蹴鞠队这便开始紧锣密鼓地训练起来,辛鹤有了“目标”,每日往返小镜湖,挥汗如雨地练球,也不觉得苦和累了,就等着找个机会能够去那折竹居探一探,寻找那本《妙姝茶经》的线索。
不过机会没等来,倒先等来了乌孙国的使团,他们带来了许多奇珍异宝,进献给梁帝,梁帝也设宴热情款待,将使团奉为上宾。
那领头的两位皇子果然“名不虚传”,“爱球成痴”,听闻要举办这场蹴鞠盛会后,兴致冲冲,竟然连梁帝安排好的住处都拒绝了,一门心思就住进了宫学里来,这样就能便于每日来到蹴鞠场,观看宫学弟子们的练习。

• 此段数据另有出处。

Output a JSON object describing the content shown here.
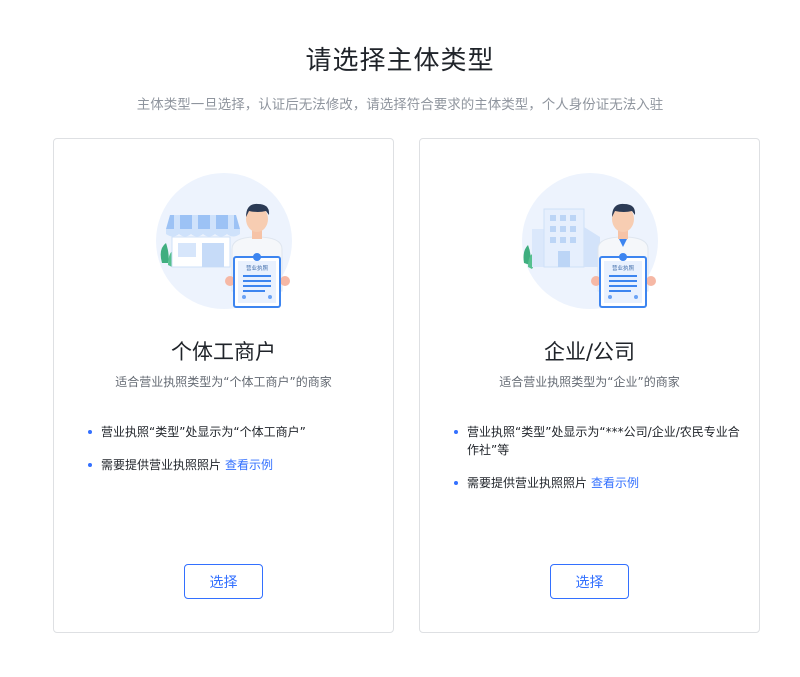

好巧不巧,鲁行章为他们安排的住所,正是西苑那处折竹居。
辛鹤得到消息时,心头一噔,知晓这下要去那折竹居一探究竟,只怕是愈发难上加难了,她心中焦急,面上却克制着一点也不显露出来,只是一边练球,一边暗中寻找时机。
那两位乌孙国皇子每日都会来蹴鞠场,观看两支队伍练习,自己偶尔还参与其中,玩得不亦乐乎。
他们是一对双生兄弟,长得一模一样,高鼻深目,发色金黄,眼睛却是湛蓝湛蓝的,同大梁人的长相都不一样,最初来到蹴鞠场时,还引起了不少新奇的围观。
两位皇子年纪甚轻,同宫学子弟岁数相仿,都不过十六,七岁的样子,爱说爱笑,毫不端着皇子派头,虽然语言不通,但也很快与宫学弟子们打成了一片。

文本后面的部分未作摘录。